Lo sapevamo che sarebbe finita così. Non ci siamo neanche illusi di un barlume di serietà. La politica italiana non si lascia mai sfuggire le boiate partorite dallo sport. Il popporoppoppopò del 2006, le magliette indossate in Aula: se c’è qualcosa di becero nell’aria, sicuri che il Palazzo lo attira. E qual è il fenomeno da baraccone odierno? Le vuvuzelas. Logico dunque che le insostenibili trombette spuntassero come funghi alle feste di partito. È accaduto a Roma, nella platea del Pd. Pure i leghisti le hanno adottate, in barba al fatto che sono aggeggi da (finti ) vu’ cumprà. È una demenza bipartisan: tutti a soffiare in questi affari che già ci tartassano l’anima dalla tv, quando per 90 minuti più recupero pare di avere un nido di vespe sotto il divano. Ok, tra maggioranza e opposizione è ormai un derby tra hooligans, però a tutto c’è un limite. Fate un ddl, una legge costituzionale a maggioranza qualificata, ma tenete le vuvuzelas fuori dalla politica.

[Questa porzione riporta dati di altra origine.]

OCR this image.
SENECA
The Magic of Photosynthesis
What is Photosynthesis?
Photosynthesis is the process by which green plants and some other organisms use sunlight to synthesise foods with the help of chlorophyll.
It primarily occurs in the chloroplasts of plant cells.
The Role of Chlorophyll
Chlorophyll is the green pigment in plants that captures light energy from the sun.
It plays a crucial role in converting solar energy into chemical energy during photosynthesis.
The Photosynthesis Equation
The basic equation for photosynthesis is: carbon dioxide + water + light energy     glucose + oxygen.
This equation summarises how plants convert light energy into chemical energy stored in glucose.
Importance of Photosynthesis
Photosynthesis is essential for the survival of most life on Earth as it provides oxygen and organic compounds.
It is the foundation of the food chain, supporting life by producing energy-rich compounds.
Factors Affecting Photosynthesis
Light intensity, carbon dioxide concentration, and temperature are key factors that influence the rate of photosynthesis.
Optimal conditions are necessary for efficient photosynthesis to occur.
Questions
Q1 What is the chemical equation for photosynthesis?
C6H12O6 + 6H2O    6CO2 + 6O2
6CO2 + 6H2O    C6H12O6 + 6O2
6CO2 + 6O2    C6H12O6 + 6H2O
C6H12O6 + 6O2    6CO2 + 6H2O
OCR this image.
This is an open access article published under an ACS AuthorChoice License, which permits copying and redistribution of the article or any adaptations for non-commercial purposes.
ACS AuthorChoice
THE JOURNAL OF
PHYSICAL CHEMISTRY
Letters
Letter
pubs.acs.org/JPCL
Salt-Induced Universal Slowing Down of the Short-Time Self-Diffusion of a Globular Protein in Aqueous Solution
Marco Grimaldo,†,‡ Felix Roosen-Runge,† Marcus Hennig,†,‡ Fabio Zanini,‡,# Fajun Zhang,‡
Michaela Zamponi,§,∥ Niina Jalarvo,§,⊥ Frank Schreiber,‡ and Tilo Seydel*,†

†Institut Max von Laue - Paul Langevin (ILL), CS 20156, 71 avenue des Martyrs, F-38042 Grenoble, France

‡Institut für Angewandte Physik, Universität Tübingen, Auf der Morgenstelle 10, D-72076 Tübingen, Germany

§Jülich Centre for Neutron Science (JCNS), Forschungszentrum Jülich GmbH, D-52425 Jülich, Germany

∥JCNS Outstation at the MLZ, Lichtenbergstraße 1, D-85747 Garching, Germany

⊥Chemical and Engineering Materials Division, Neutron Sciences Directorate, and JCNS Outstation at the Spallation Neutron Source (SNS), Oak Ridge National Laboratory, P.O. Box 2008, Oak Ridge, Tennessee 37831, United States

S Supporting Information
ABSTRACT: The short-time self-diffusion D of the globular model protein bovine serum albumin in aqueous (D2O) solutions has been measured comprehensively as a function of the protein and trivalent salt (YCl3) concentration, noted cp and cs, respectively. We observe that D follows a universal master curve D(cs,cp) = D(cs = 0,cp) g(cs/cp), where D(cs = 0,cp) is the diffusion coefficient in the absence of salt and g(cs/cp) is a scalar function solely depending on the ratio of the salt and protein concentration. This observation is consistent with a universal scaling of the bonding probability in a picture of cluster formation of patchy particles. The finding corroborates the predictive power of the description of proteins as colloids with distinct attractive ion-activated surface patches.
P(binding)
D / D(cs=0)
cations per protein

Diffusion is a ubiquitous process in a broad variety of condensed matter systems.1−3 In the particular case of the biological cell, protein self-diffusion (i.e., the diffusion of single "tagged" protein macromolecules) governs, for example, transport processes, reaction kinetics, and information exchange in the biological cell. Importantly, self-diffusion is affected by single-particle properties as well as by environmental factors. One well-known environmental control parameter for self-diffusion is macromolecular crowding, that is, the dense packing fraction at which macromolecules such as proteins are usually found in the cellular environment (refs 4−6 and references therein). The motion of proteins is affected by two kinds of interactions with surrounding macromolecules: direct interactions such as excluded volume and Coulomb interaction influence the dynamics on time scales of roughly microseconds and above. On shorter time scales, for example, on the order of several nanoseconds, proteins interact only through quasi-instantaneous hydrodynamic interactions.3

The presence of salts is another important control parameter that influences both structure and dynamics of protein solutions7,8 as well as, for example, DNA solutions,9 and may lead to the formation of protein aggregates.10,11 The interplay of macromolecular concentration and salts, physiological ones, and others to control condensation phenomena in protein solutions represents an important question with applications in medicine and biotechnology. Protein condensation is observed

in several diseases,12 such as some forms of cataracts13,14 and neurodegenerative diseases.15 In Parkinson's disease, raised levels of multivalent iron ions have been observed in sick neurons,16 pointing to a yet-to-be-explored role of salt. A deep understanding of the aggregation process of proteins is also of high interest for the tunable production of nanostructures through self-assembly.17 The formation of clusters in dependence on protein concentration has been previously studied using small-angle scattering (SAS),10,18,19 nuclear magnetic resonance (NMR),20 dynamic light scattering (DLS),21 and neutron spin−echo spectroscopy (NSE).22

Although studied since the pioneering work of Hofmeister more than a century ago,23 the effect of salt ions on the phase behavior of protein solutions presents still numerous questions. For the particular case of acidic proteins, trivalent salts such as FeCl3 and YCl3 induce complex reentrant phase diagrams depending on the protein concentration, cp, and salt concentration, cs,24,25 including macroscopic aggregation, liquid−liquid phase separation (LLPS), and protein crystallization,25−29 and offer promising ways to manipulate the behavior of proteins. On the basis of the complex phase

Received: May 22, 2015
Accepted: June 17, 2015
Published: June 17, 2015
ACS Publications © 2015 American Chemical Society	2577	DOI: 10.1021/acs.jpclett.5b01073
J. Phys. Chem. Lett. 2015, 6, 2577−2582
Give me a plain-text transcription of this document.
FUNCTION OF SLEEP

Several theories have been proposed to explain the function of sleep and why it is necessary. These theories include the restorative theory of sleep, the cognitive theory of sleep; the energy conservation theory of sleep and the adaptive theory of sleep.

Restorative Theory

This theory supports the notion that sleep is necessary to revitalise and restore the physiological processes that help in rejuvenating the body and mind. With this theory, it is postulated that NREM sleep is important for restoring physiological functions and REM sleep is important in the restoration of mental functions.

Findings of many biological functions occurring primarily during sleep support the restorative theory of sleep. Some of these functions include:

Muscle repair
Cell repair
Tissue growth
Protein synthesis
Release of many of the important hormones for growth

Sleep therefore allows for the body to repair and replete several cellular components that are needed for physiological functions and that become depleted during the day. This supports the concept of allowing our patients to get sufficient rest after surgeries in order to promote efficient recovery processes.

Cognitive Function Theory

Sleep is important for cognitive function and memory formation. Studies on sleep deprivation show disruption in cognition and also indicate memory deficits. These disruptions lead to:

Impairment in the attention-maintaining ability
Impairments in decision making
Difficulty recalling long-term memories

È questione di tempo e dai sostenitori passeranno in mano ai deputati: a Veltroni ricorderanno l’amata Africa, Di Pietro le userà in chiave anti-Cav, e - se a Berlusconi piaceranno - a Fini daranno fastidio e viceversa. Finirà che sostituiranno il campanello dei presidenti di Camera e Senato: 144 decibel di omologazione del ridicolo. Fermatevi, bimbi: non costringete il maestro Napolitano a ritirarvele.